RH: Any gap between your perception prior to joining and what you eventually learned during the first 100 days?
RR: Sometimes CEOs are disappointed but in this case I did perform my due diligence beforehand and I spent a lot of time with Andrew Fisher who was CEO for over eight years and [is] now Chairman. I spoke to longtime board members like Nenad Marovac and investor Kevin Murphy from Kleiner Perkins to get their perspective. I realized three positive things: that I could develop an invaluable partnership with Andy; that customers loved Shazam’s experience much more even than what I thought; and that the opportunity is larger than we planned.
RH: If everything is rosy, why change the CEO?
RR: The company may have needed someone to grow rapidly from the current stage and someone who had operated in a more complex environment on a larger scale. Also the U.S. is a real focus on our current development.
For me, this represents a fantastic opportunity after 14 years at Yahoo! to work with 200 people, well beyond the five-people startups in a garage, yet to move at a fast pace. It is quite rare to have such a market impact with a strong team in different functions in a company of Shazam’s size.

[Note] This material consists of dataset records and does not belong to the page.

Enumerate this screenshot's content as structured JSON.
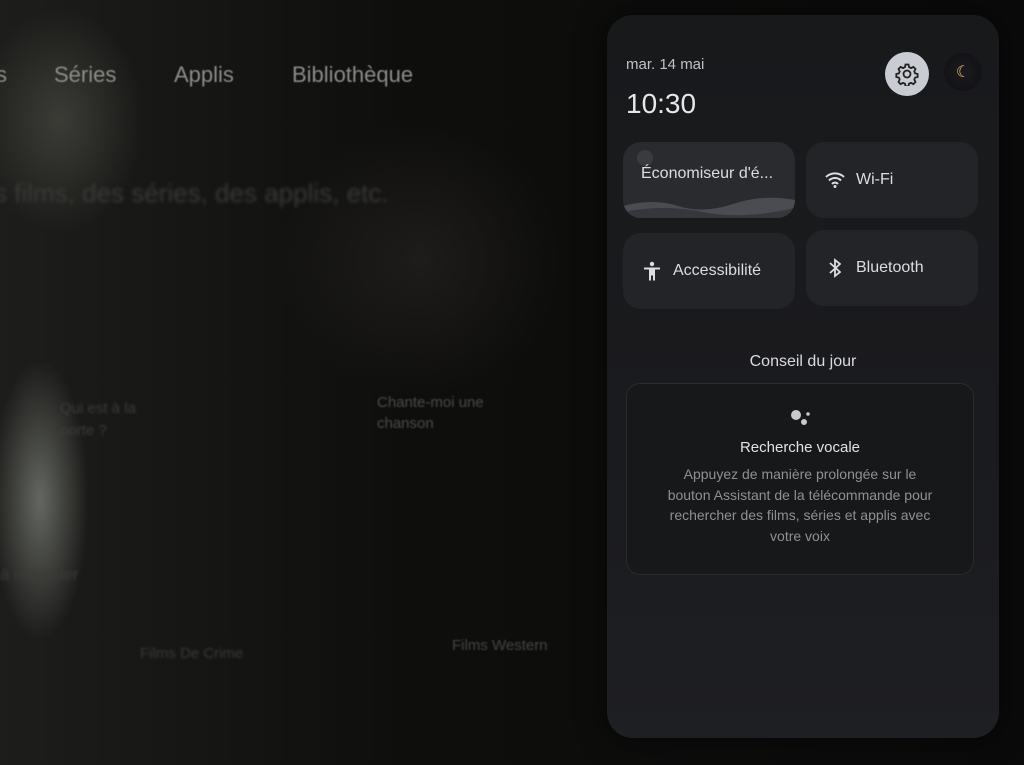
{
  "background": {
    "nav": [
      "s",
      "Séries",
      "Applis",
      "Bibliothèque"
    ],
    "search_hint": "s films, des séries, des applis, etc.",
    "cards": [
      "Qui est à la porte ?",
      "Chante-moi une chanson"
    ],
    "row_label": "à regarder",
    "genres": [
      "Films De Crime",
      "Films Western"
    ]
  },
  "panel": {
    "date": "mar. 14 mai",
    "time": "10:30",
    "settings_icon": "gear-icon",
    "profile_icon": "night-sky-avatar",
    "tiles": [
      {
        "label": "Économiseur d'é...",
        "icon": "screensaver-landscape"
      },
      {
        "label": "Wi-Fi",
        "icon": "wifi-icon"
      },
      {
        "label": "Accessibilité",
        "icon": "accessibility-icon"
      },
      {
        "label": "Bluetooth",
        "icon": "bluetooth-icon"
      }
    ],
    "tip_heading": "Conseil du jour",
    "tip": {
      "icon": "assistant-icon",
      "title": "Recherche vocale",
      "body": "Appuyez de manière prolongée sur le bouton Assistant de la télécommande pour rechercher des films, séries et applis avec votre voix"
    }
  }
}
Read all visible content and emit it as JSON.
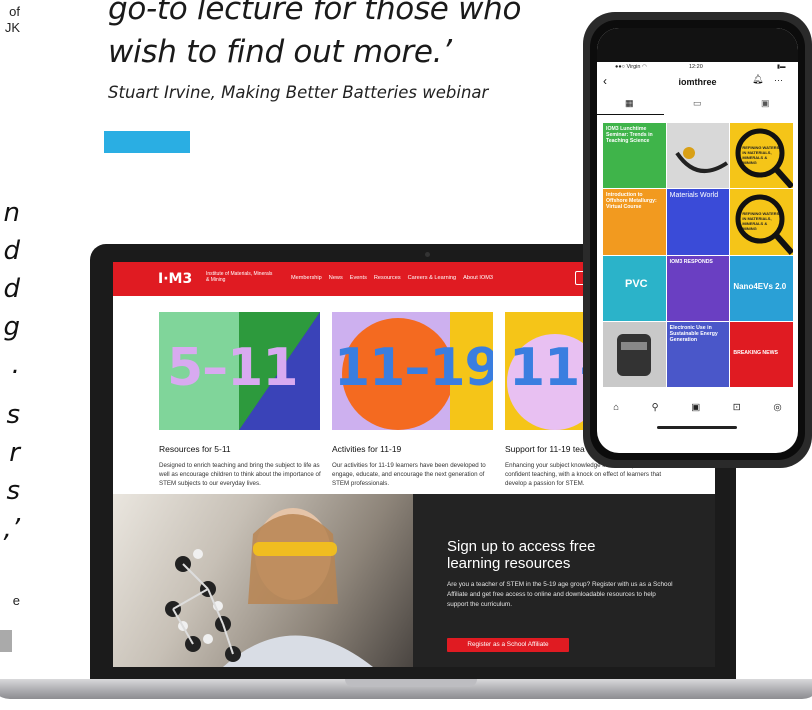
{
  "quote": {
    "line1": "go-to lecture for those who",
    "line2": "wish to find out more.’",
    "attribution": "Stuart Irvine, Making Better Batteries webinar"
  },
  "left_fragments": {
    "top1": "of",
    "top2": "JK",
    "lines": [
      "n",
      "d",
      "d",
      "g",
      ".",
      "s",
      "r",
      "s",
      ",’"
    ],
    "bottom": "e"
  },
  "website": {
    "logo": "I·M3",
    "logo_sub": "Institute of Materials, Minerals & Mining",
    "nav": [
      "Membership",
      "News",
      "Events",
      "Resources",
      "Careers & Learning",
      "About IOM3"
    ],
    "join": "Join",
    "cards": [
      {
        "number": "5–11",
        "title": "Resources for 5-11",
        "desc": "Designed to enrich teaching and bring the subject to life as well as encourage children to think about the importance of STEM subjects to our everyday lives."
      },
      {
        "number": "11–19",
        "title": "Activities for 11-19",
        "desc": "Our activities for 11-19 learners have been developed to engage, educate, and encourage the next generation of STEM professionals."
      },
      {
        "number": "11–",
        "title": "Support for 11-19 tea",
        "desc": "Enhancing your subject knowledge in order to promote more confident teaching, with a knock on effect of learners that develop a passion for STEM."
      }
    ],
    "promo": {
      "title": "Sign up to access free learning resources",
      "text": "Are you a teacher of STEM in the 5-19 age group? Register with us as a School Affiliate and get free access to online and downloadable resources to help support the curriculum.",
      "button": "Register as a School Affiliate"
    }
  },
  "phone": {
    "carrier": "Virgin",
    "time": "12:20",
    "account": "iomthree",
    "tiles": [
      {
        "text": "IOM3 Lunchtime Seminar: Trends in Teaching Science",
        "bg": "#3fb44a"
      },
      {
        "text": "",
        "bg": "#d8d8d8"
      },
      {
        "text": "REFINING WATERS IN MATERIALS, MINERALS & MINING",
        "bg": "#f5c518"
      },
      {
        "text": "Introduction to Offshore Metallurgy: Virtual Course",
        "bg": "#f29a1f"
      },
      {
        "text": "Materials World",
        "bg": "#3a4bd8"
      },
      {
        "text": "REFINING WATERS IN MATERIALS, MINERALS & MINING",
        "bg": "#f5c518"
      },
      {
        "text": "PVC",
        "bg": "#2bb3c9"
      },
      {
        "text": "IOM3 RESPONDS",
        "bg": "#6a3fc2"
      },
      {
        "text": "Nano4EVs 2.0",
        "bg": "#2aa0d6"
      },
      {
        "text": "",
        "bg": "#c9c9c9"
      },
      {
        "text": "Electronic Use in Sustainable Energy Generation",
        "bg": "#4a57c9"
      },
      {
        "text": "BREAKING NEWS",
        "bg": "#e01b22"
      }
    ]
  }
}
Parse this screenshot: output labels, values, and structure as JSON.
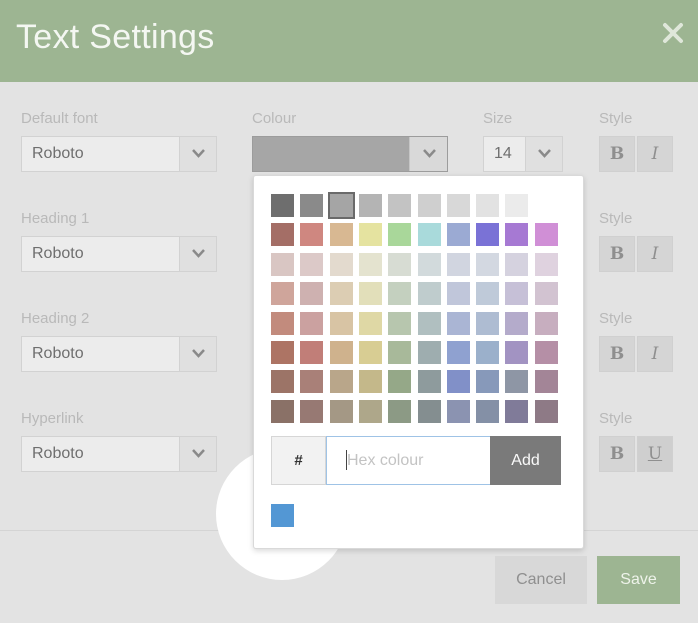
{
  "dialog": {
    "title": "Text Settings",
    "close_icon": "close-icon"
  },
  "columns": {
    "font": "Default font",
    "colour": "Colour",
    "size": "Size",
    "style": "Style"
  },
  "rows": [
    {
      "label": "Default font",
      "font": "Roboto",
      "colour": "#a6a6a6",
      "size": "14",
      "bold": "B",
      "italic": "I",
      "style_label": "Style"
    },
    {
      "label": "Heading 1",
      "font": "Roboto",
      "style_label": "Style",
      "bold": "B",
      "italic": "I"
    },
    {
      "label": "Heading 2",
      "font": "Roboto",
      "style_label": "Style",
      "bold": "B",
      "italic": "I"
    },
    {
      "label": "Hyperlink",
      "font": "Roboto",
      "style_label": "Style",
      "bold": "B",
      "underline": "U"
    }
  ],
  "colour_picker": {
    "palette": [
      [
        "#6e6e6e",
        "#8a8a8a",
        "#a5a5a5",
        "#b4b4b4",
        "#c3c3c3",
        "#cfcfcf",
        "#d8d8d8",
        "#e2e2e2",
        "#ebebeb",
        "#ffffff"
      ],
      [
        "#a46e66",
        "#cf8780",
        "#d8b892",
        "#e5e3a0",
        "#a9d79a",
        "#a9dadb",
        "#9baad3",
        "#7a72d6",
        "#a679d3",
        "#d08fd6"
      ],
      [
        "#d9c6c3",
        "#dcc9c8",
        "#e3dace",
        "#e4e3cf",
        "#d7dcd3",
        "#d2dadc",
        "#d1d5e0",
        "#d3d8e1",
        "#d5d2df",
        "#dfd2df"
      ],
      [
        "#cfa59b",
        "#ceb1b0",
        "#dccdb3",
        "#e2dfba",
        "#c4d0bf",
        "#bfcccd",
        "#c0c6da",
        "#bfcad9",
        "#c6c0d7",
        "#d2c3d1"
      ],
      [
        "#c28b7d",
        "#cba1a0",
        "#d8c4a4",
        "#dfd8a5",
        "#b7c6ae",
        "#b0bfc0",
        "#aab5d4",
        "#aebcd2",
        "#b4abcb",
        "#c7aebf"
      ],
      [
        "#ad7464",
        "#c17e78",
        "#cfb28d",
        "#d8cd93",
        "#a8b99a",
        "#9eadaf",
        "#8fa1d0",
        "#9bb0cb",
        "#a293c2",
        "#b58fa6"
      ],
      [
        "#9c7467",
        "#a98078",
        "#b9a68a",
        "#c4b88a",
        "#95a888",
        "#8e9b9d",
        "#8190c8",
        "#8799ba",
        "#8e96a5",
        "#a38597"
      ],
      [
        "#8a7167",
        "#977973",
        "#a49885",
        "#aea78a",
        "#8c9a85",
        "#848e90",
        "#8b93b1",
        "#8490a6",
        "#807b99",
        "#8e7a86"
      ]
    ],
    "hash_label": "#",
    "hex_placeholder": "Hex colour",
    "hex_value": "",
    "add_label": "Add",
    "recent_colours": [
      "#5397d4"
    ]
  },
  "footer": {
    "cancel_label": "Cancel",
    "save_label": "Save"
  },
  "colors": {
    "header_bg": "#9db592",
    "save_bg": "#9db592",
    "overlay_bg": "#e3e3e3",
    "add_bg": "#7a7a7a",
    "recent_swatch": "#5397d4"
  }
}
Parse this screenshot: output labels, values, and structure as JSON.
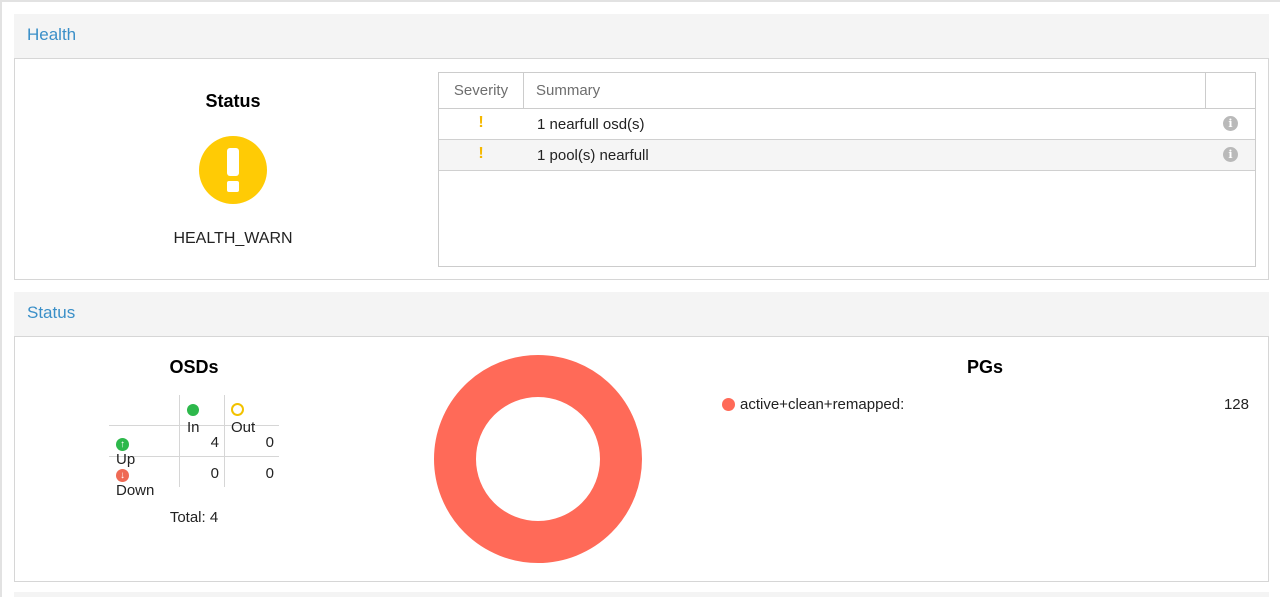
{
  "health": {
    "title": "Health",
    "status_title": "Status",
    "status_value": "HEALTH_WARN",
    "status_color": "#ffcb05",
    "status_icon": "exclamation-icon",
    "table": {
      "col_severity": "Severity",
      "col_summary": "Summary",
      "rows": [
        {
          "severity_icon": "!",
          "summary": "1 nearfull osd(s)",
          "info_icon": "i"
        },
        {
          "severity_icon": "!",
          "summary": "1 pool(s) nearfull",
          "info_icon": "i"
        }
      ]
    }
  },
  "status": {
    "title": "Status",
    "osds": {
      "title": "OSDs",
      "col_in": "In",
      "col_out": "Out",
      "row_up": "Up",
      "row_down": "Down",
      "up_in": "4",
      "up_out": "0",
      "down_in": "0",
      "down_out": "0",
      "total": "Total: 4",
      "colors": {
        "in": "#2db84b",
        "out": "#f2c200",
        "up": "#2db84b",
        "down": "#ef6a55"
      }
    },
    "pgs": {
      "title": "PGs",
      "items": [
        {
          "label": "active+clean+remapped:",
          "value": "128",
          "count": 128,
          "color": "#ff6a58"
        }
      ]
    }
  },
  "colors": {
    "accent": "#3a8fc8",
    "warn": "#f5b800"
  }
}
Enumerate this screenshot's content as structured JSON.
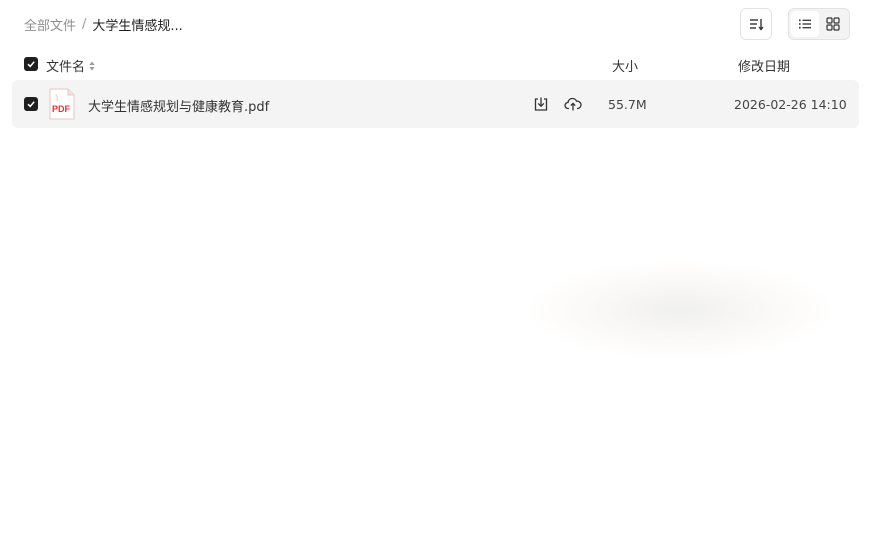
{
  "breadcrumb": {
    "root": "全部文件",
    "separator": "/",
    "current": "大学生情感规..."
  },
  "toolbar": {
    "sort_icon": "sort-list-icon",
    "view_list_icon": "list-view-icon",
    "view_grid_icon": "grid-view-icon",
    "active_view": "list"
  },
  "table": {
    "columns": {
      "name": "文件名",
      "size": "大小",
      "modified": "修改日期"
    },
    "all_selected": true,
    "rows": [
      {
        "selected": true,
        "icon": "pdf-file-icon",
        "icon_label": "PDF",
        "name": "大学生情感规划与健康教育.pdf",
        "size": "55.7M",
        "modified": "2026-02-26 14:10"
      }
    ]
  },
  "colors": {
    "row_bg": "#f4f4f4",
    "pdf_red": "#e3342f",
    "checkbox": "#1f1f1f"
  }
}
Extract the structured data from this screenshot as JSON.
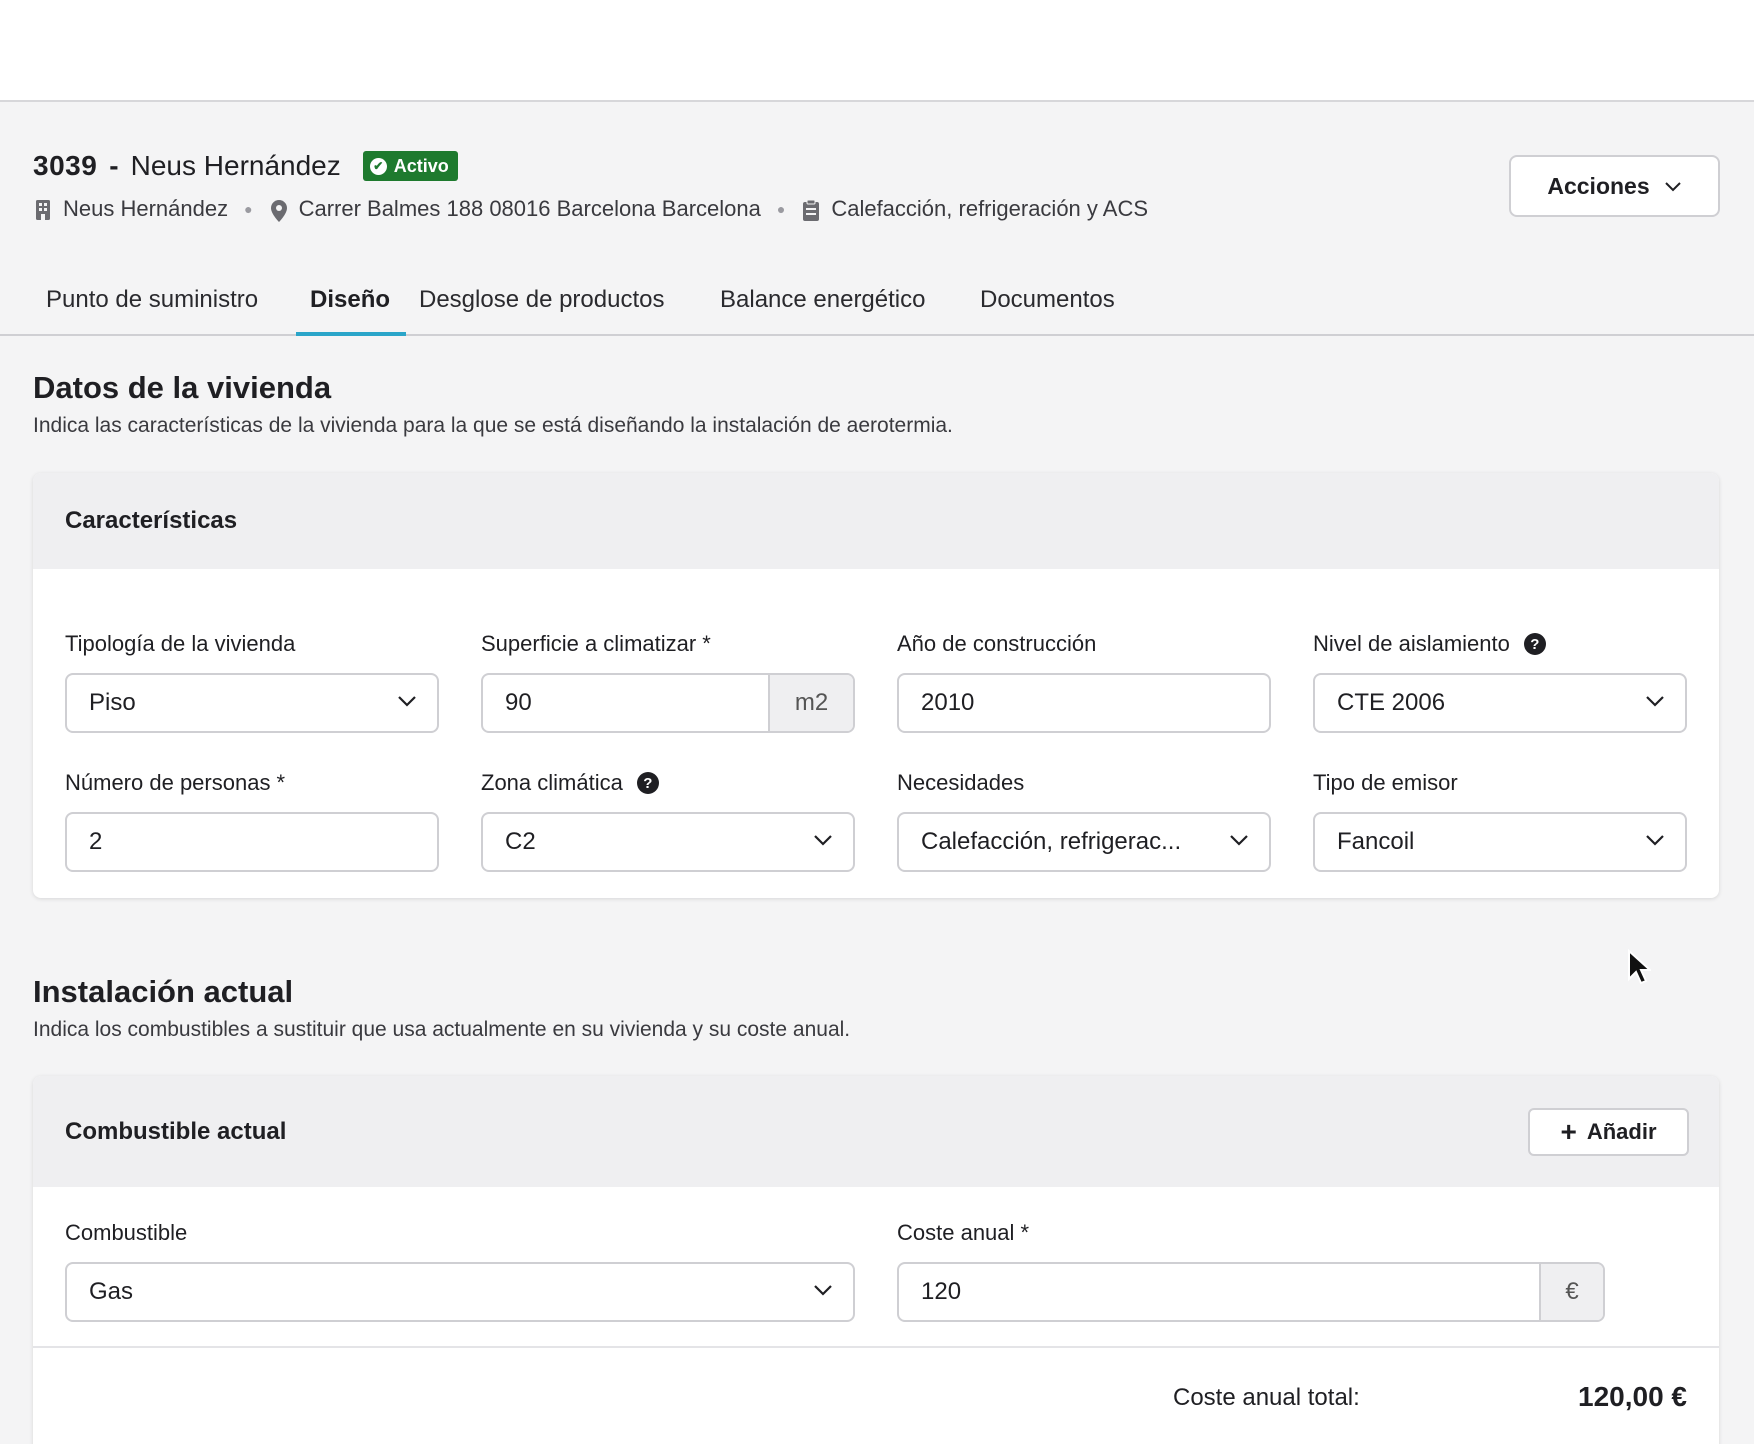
{
  "header": {
    "id": "3039",
    "separator": "-",
    "name": "Neus Hernández",
    "status": "Activo",
    "client": "Neus Hernández",
    "address": "Carrer Balmes 188 08016 Barcelona Barcelona",
    "service": "Calefacción, refrigeración y ACS",
    "actions_label": "Acciones"
  },
  "tabs": [
    {
      "label": "Punto de suministro"
    },
    {
      "label": "Diseño",
      "active": true
    },
    {
      "label": "Desglose de productos"
    },
    {
      "label": "Balance energético"
    },
    {
      "label": "Documentos"
    }
  ],
  "vivienda": {
    "title": "Datos de la vivienda",
    "description": "Indica las características de la vivienda para la que se está diseñando la instalación de aerotermia.",
    "card_title": "Características",
    "fields": {
      "tipologia": {
        "label": "Tipología de la vivienda",
        "value": "Piso"
      },
      "superficie": {
        "label": "Superficie a climatizar *",
        "value": "90",
        "unit": "m2"
      },
      "anio": {
        "label": "Año de construcción",
        "value": "2010"
      },
      "aislamiento": {
        "label": "Nivel de aislamiento",
        "value": "CTE 2006"
      },
      "personas": {
        "label": "Número de personas *",
        "value": "2"
      },
      "zona": {
        "label": "Zona climática",
        "value": "C2"
      },
      "necesidades": {
        "label": "Necesidades",
        "value": "Calefacción, refrigerac..."
      },
      "emisor": {
        "label": "Tipo de emisor",
        "value": "Fancoil"
      }
    }
  },
  "instalacion": {
    "title": "Instalación actual",
    "description": "Indica los combustibles a sustituir que usa actualmente en su vivienda y su coste anual.",
    "card_title": "Combustible actual",
    "add_label": "Añadir",
    "combustible": {
      "label": "Combustible",
      "value": "Gas"
    },
    "coste": {
      "label": "Coste anual *",
      "value": "120",
      "unit": "€"
    },
    "total_label": "Coste anual total:",
    "total_value": "120,00 €"
  },
  "icons": {
    "check": "✔",
    "help": "?",
    "plus": "+"
  }
}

RH: So what is the roadmap?
RR: We have one of the top ten apps in the world. Shazam is the fundamental way to connect media and content [with people via their smart devices. And it has the potential to be integrated with an innumerable set of verticals such as the retail environment and radio.] It is increasingly relevant to billions of people and we [plan] to execute towards their sharing a magical experience. And the IPO is a fundamental milestone to focus on.
RH: Compared to Google and Facebook, is Shazam too green for an IPO at this stage? Is the business model predictable enough?
RR: Public market investors aspire to growth and momentum. They want to see consumer engagement and progress (more people and more use of Shazam). They want to see technology and category leadership. Since I came on board, we have met with well known bankers and experts and I think the key word is predictability and not really an absolute revenue level. At least that’s what I have understood from these briefings.
Consequently, our job is to put the team, the controls, the accounting and more importantly to continue getting more customers. We put the company in an IPO readiness state first and decide later when it is right. By the way, IPOs are highly dependent upon the overall environment which we do not control so the best we can do is to solidify the prerequisites. Maybe a year or two from now, we will find ourselves in a position to decide on an IPO. Our investors have been patient and backed us up and it has taken a long time.
We are well-financed after Carlos Slim and other firms invested [more than $80 million] in Shazam at a far higher valuation than Series A players such as DN Capital and Nenad Marovac. We have a solid balance sheet so we should focus on our knitting, to develop Shazam around the world.